Outside the bar one officer attempted to speak to Lofton while the other continued to support him. When asked, among other things, how much he had drunk, he either would not or could not answer the question. His speech was very incoherent and he appeared not to understand the questions. His breath smelled heavily of alcohol. The officers gave him no specific tests for intoxication nor permitted him to walk alone. According to the officers he appeared to be under the influence of alcohol to the point he could not care for himself. Officer Schultz placed him under arrest as a person in a disorderly condition, a municipal misdemeanor.

Lofton, during this entire period had kept his left hand in his pocket. After the arrest was made, his left hand in his pocket became very stiff. The officers testified they believed him to have a weapon and asked him to remove his hand. He refused and increased his resistence. The officers forced removal of his hand from the pocket, out of which fell a small foil ball. It was retrieved from the ground and was determined to contain eleven marijuana cigarettes. Lofton was charged with possession of narcotics and the cigarettes were later admitted in evidence against him.

He complains the officer had no just cause to arrest him without a warrant; there being no valid arrest, they had no constitutional right to search him; and that the court could not lawfully admit evidence of his possession of narcotics in the preliminary examination.

Ordinance No. 6-1-2 of the City of Las Vegas makes it a misdemeanor for a person to appear in a public place in a disorderly condition.[1] The word "disorderly" is defined in Black's Law Dictionary, Fourth Edition, as "contrary to the rules of good order and behavior; violative of the public peace or good order; turbulent, riotous, or indecent." Cf. State v. Myrick, 208 N.C. 8, 164 S.E. 328 (1932).

A peace officer may arrest a person for a misdemeanor committed in his presence without a warrant. NRS 171.235. We believe that the officers had sufficient personal knowledge and observation to arrest Lofton without a warrant as a person in a public place in a disorderly condition. The officers effected the arrest following their initial observation of Lofton only after they had taken further steps to satisfy themselves that their first impression of his disorderly condition was correct.
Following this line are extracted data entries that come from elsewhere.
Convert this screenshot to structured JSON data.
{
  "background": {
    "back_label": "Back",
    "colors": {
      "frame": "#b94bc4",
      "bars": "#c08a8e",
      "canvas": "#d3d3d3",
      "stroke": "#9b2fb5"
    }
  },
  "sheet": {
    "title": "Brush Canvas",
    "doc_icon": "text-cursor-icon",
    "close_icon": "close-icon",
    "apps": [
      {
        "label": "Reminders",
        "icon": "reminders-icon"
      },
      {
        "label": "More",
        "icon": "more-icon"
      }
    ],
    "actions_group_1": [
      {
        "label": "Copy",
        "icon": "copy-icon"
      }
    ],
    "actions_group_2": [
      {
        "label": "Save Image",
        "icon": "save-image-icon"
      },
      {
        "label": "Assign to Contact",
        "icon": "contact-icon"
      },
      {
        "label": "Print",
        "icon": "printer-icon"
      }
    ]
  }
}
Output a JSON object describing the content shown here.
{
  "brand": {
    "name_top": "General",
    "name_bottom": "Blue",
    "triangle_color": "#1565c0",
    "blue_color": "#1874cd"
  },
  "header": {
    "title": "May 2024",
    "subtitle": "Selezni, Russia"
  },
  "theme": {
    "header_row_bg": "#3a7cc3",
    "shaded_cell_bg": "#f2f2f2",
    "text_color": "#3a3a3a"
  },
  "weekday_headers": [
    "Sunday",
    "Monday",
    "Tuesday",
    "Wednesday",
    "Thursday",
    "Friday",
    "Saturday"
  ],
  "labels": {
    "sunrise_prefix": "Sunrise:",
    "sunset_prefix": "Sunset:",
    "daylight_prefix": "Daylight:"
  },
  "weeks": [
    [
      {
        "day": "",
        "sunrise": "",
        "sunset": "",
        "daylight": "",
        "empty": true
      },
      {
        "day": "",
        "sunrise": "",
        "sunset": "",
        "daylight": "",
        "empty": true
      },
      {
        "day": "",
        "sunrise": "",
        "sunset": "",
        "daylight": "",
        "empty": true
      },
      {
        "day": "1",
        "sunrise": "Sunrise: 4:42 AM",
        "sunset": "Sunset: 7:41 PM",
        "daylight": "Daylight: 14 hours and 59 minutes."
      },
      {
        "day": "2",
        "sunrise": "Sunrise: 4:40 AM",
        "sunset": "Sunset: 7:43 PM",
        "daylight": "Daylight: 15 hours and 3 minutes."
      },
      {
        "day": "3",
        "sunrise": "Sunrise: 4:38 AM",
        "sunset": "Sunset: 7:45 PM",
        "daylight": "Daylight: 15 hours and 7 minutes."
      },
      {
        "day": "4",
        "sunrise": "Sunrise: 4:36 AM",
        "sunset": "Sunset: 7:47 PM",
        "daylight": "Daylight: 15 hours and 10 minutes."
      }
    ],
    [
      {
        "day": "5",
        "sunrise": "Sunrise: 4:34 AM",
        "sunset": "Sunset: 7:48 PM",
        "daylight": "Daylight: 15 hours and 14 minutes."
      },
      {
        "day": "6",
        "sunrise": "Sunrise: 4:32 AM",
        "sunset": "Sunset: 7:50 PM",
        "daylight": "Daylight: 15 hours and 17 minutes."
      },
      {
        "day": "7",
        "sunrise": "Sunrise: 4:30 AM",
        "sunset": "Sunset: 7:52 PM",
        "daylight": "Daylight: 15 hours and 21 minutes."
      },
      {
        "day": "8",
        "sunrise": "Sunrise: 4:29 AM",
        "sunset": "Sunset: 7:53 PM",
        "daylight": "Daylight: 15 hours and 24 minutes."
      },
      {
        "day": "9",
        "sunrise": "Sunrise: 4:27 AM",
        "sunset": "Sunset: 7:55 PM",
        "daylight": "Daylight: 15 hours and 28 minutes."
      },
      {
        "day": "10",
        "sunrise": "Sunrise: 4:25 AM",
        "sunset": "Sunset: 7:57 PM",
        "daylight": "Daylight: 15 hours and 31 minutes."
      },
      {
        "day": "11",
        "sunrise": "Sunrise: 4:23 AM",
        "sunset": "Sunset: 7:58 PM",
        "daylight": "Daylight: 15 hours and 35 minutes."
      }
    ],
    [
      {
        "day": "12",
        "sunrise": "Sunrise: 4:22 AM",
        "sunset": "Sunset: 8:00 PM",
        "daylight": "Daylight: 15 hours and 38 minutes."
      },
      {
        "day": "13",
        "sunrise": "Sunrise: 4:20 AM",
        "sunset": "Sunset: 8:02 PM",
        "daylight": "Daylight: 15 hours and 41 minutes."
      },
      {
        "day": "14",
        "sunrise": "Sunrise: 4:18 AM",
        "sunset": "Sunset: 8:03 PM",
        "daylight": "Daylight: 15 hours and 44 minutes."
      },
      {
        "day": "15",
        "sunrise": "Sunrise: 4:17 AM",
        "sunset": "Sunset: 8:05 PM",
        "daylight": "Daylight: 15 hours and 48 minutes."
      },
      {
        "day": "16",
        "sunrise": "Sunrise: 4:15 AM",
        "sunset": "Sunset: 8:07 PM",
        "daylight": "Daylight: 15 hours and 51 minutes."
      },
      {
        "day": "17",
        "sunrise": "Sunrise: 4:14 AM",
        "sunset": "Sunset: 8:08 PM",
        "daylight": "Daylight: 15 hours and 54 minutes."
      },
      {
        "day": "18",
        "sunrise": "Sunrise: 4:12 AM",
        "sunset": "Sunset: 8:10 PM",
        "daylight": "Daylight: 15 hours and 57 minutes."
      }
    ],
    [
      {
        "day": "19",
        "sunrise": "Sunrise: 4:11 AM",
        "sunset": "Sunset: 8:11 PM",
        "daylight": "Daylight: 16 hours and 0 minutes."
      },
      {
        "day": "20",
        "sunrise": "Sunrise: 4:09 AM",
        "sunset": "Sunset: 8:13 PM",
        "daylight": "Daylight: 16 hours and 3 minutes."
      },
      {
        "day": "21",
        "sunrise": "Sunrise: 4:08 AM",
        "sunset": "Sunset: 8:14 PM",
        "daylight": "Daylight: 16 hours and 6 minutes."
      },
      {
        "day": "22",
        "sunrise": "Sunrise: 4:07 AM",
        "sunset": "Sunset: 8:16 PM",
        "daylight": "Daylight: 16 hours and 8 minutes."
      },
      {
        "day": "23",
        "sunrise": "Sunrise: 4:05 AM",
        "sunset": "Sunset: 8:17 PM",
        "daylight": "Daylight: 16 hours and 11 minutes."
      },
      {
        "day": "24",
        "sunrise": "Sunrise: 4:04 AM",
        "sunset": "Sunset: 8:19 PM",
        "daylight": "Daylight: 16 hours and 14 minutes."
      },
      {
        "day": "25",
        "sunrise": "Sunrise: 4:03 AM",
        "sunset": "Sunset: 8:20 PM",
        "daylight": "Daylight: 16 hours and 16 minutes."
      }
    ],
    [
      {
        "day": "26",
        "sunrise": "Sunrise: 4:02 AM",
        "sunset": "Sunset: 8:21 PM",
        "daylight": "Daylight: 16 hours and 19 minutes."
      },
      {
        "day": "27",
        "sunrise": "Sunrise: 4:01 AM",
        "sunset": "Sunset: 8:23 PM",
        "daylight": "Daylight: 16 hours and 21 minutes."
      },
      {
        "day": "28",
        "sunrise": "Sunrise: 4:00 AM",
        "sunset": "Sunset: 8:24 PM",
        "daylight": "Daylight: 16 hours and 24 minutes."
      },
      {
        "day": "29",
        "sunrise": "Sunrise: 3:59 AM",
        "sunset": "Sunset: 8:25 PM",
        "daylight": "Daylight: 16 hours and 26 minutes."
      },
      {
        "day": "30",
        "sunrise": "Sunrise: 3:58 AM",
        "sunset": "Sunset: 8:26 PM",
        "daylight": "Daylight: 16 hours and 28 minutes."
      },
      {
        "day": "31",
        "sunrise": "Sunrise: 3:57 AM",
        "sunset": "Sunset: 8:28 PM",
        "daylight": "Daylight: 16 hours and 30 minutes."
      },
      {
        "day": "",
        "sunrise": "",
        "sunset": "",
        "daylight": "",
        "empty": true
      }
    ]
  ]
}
His arrest in the bar without further fact finding or investigation by them would have been doubtful. However, the officers followed a reasonable course in asking Lofton to accompany them outside. He complied willingly. This additional observation of the officers through their various senses confirmed the condition they suspected inside the bar.

[Headnotes 2, 3]

The arrest being lawful, the officers had contemporaneous, constitutional right to search his person for weapons, instruments of the crime or contraband. Abel v. United States, 362 U.S. 217, 80 S.Ct. 683, 4 L.Ed.2d 668 (1960); Preston v. United States, 376 U.S. 364, 84 S.Ct. 881, 11 L.Ed.2d 777 (1964); Fairman v. Warden, 431 P.2d 660 (1967), (filed September 19, 1967). They found contraband marijuana, possession of which was illegal per se and a continuing felony. Arabia v. State, 82 Nev. 453, 421 P.2d 952 (1966); Fairman v. Warden, supra. The evidence was properly admitted. The denial of habeas corpus was correct.

We affirm.

THOMPSON, C.J., and ZENOFF, J., concur.

NOTES

[1] "Any person who appears in any public place in the City in a disorderly condition or lies or sleeps on any street, sidewalk, alley or other public place in the City in a drunken or disorderly condition shall be guilty of a misdemeanor." This ordinance has since been repealed.